Published: 10:22, 22 July 2021
| Updated: 15:57, 22 July 2021
The 'pingdemic' has seen garden waste services have been suspended across a Kent district in the latest twist to its rubbish saga.
Folkestone and Hythe District Council (FHDC) has blamed a combination of Covid-19 isolations and the national shortage of HGV drivers for the latest delay in collections.
The shortage of drivers has also impacted the district's Park and Ride pilot scheme, which has been suspended to allow Stagecoach to focus on its standard routes in the area.
On Wednesday, there were reportedly as many as 16 Veolia staff absent from work, leading the company to tell the council it needed to suspend garden collections to focus on clinical, waste, food and recycling rounds.
Councillor Stuart Peall, FHDC Cabinet Member for Enforcement, Regulatory Services, Waste & Building Control, said: “I do appreciate the difficulties this will raise for some residents, but on balance the council needs to prioritise clinical, food, refuse, and recycling rounds in the circumstances we are facing.
“We have had assurances from Veolia that this action will result in a positive impact on the remaining collections and we will of course seek to recoup losses to the council from Veolia.”
Residents who have signed up and paid for the annual service will receive a refund, but could be forced to wait almost nine months until the end of the financial year.
Whilst garden waste is not being collected, the council has encouraged residents to use local recycling centres; meaning any already full bins will need to be emptied and taken to the tip.

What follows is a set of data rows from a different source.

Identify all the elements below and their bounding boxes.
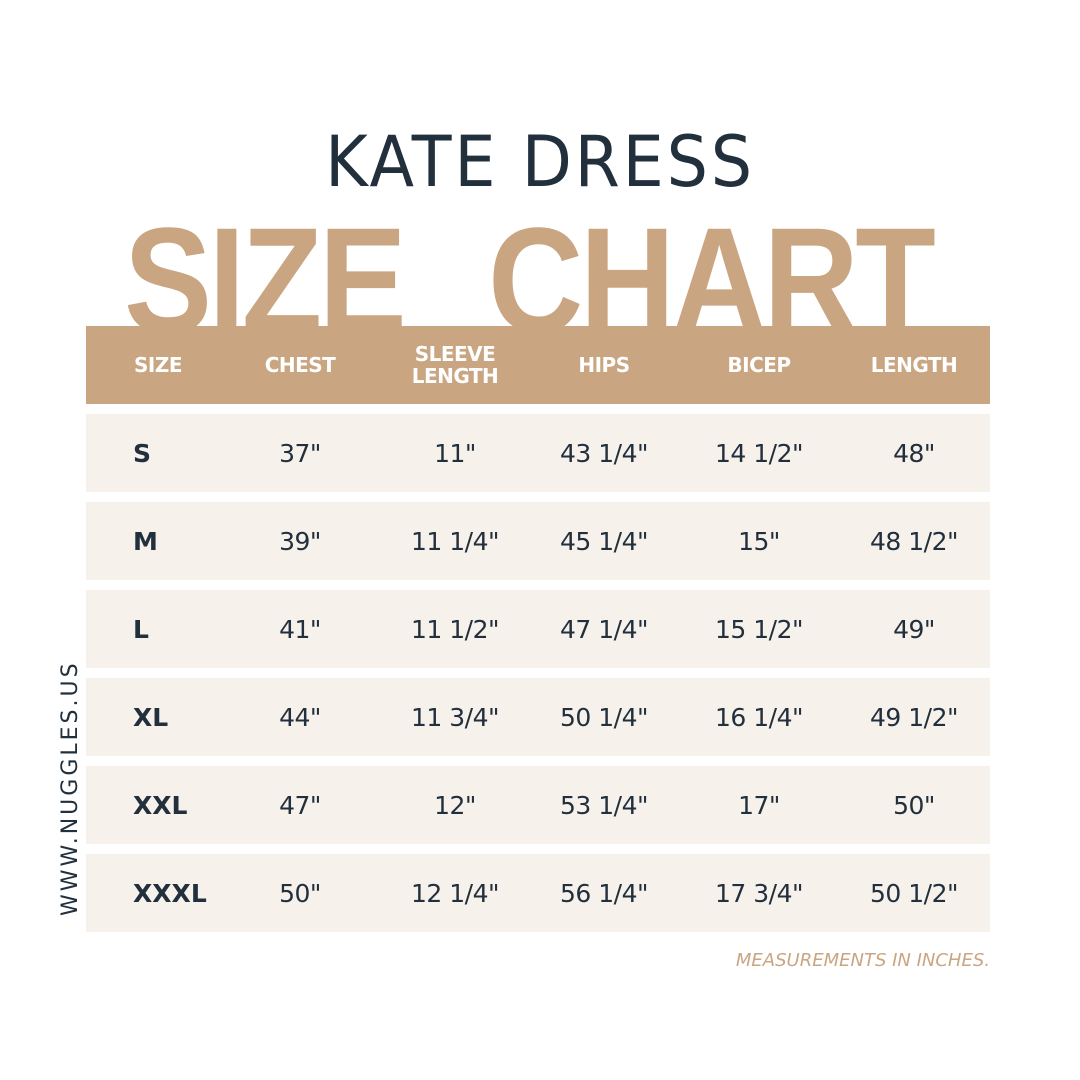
- header-chest: CHEST: [264, 353, 336, 377]
- hips-value: 53 1/4": [560, 790, 649, 820]
- hips-value: 43 1/4": [560, 438, 649, 468]
- header-size: SIZE: [133, 353, 183, 377]
- sleeve-length-value: 12": [434, 790, 476, 820]
- table-row: M 39" 11 1/4" 45 1/4" 15" 48 1/2": [86, 502, 990, 580]
- table-header: SIZE CHEST SLEEVE LENGTH HIPS BICEP LENG…: [86, 326, 990, 404]
- bicep-value: 17": [738, 790, 780, 820]
- table-row: XL 44" 11 3/4" 50 1/4" 16 1/4" 49 1/2": [86, 678, 990, 756]
- size-label: S: [133, 438, 152, 468]
- table-row: S 37" 11" 43 1/4" 14 1/2" 48": [86, 414, 990, 492]
- size-chart-heading: SIZE CHART: [0, 205, 1080, 345]
- chest-value: 37": [279, 438, 321, 468]
- header-hips: HIPS: [578, 353, 630, 377]
- size-label: XXL: [133, 790, 188, 820]
- chest-value: 50": [279, 878, 321, 908]
- sleeve-length-value: 11 1/4": [411, 526, 500, 556]
- bicep-value: 15": [738, 526, 780, 556]
- header-bicep: BICEP: [727, 353, 791, 377]
- heading-word-chart: CHART: [488, 205, 936, 345]
- heading-word-size: SIZE: [124, 205, 407, 345]
- table-row: L 41" 11 1/2" 47 1/4" 15 1/2" 49": [86, 590, 990, 668]
- chest-value: 47": [279, 790, 321, 820]
- chest-value: 39": [279, 526, 321, 556]
- sleeve-length-value: 12 1/4": [411, 878, 500, 908]
- sleeve-length-value: 11": [434, 438, 476, 468]
- chest-value: 44": [279, 702, 321, 732]
- length-value: 50 1/2": [870, 878, 959, 908]
- header-length: LENGTH: [870, 353, 958, 377]
- hips-value: 56 1/4": [560, 878, 649, 908]
- header-sleeve-length: SLEEVE LENGTH: [411, 342, 499, 388]
- bicep-value: 17 3/4": [715, 878, 804, 908]
- size-label: M: [133, 526, 158, 556]
- length-value: 48 1/2": [870, 526, 959, 556]
- bicep-value: 14 1/2": [715, 438, 804, 468]
- hips-value: 45 1/4": [560, 526, 649, 556]
- hips-value: 47 1/4": [560, 614, 649, 644]
- length-value: 49": [893, 614, 935, 644]
- size-label: L: [133, 614, 149, 644]
- measurement-units-note: MEASUREMENTS IN INCHES.: [735, 950, 990, 971]
- product-name: KATE DRESS: [325, 121, 755, 203]
- hips-value: 50 1/4": [560, 702, 649, 732]
- table-row: XXXL 50" 12 1/4" 56 1/4" 17 3/4" 50 1/2": [86, 854, 990, 932]
- length-value: 49 1/2": [870, 702, 959, 732]
- length-value: 50": [893, 790, 935, 820]
- chest-value: 41": [279, 614, 321, 644]
- sleeve-length-value: 11 1/2": [411, 614, 500, 644]
- table-row: XXL 47" 12" 53 1/4" 17" 50": [86, 766, 990, 844]
- size-label: XL: [133, 702, 169, 732]
- website-url: WWW.NUGGLES.US: [58, 660, 83, 916]
- bicep-value: 15 1/2": [715, 614, 804, 644]
- bicep-value: 16 1/4": [715, 702, 804, 732]
- size-label: XXXL: [133, 878, 207, 908]
- sleeve-length-value: 11 3/4": [411, 702, 500, 732]
- length-value: 48": [893, 438, 935, 468]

An FHDC spokesman said that the council was meeting regularly with Veolia to work on the 'unacceptable level' of missed bins, and will be seeking repayment for performance clauses not met within the contract and to cover other additional costs
The firm is working on amending the new routes and has set up its own call centre for missed bin reports to take pressure off the council’s Customer Services team.
The news has already sparked anger among some residents, while others have seemingly received word, with green bins left out on the street in Folkestone ready for colleciton.
Folkestone resident Mark Hourahane told KentOnline: "I appreciate the staffing shortage is tricky and this may seem a good solution, but it causes additional problems for KCC recycling centres and residents, who are going to suffer in time lost, financially and probably having a smelly car.
"We had to book a garden waste trip the other week, by the time our slot came it stank and our car did for weeks.
"Elderly residents aren't going to be able to go to the dump, and what about people who don't have transport? There are a lot of people who are going to suffer".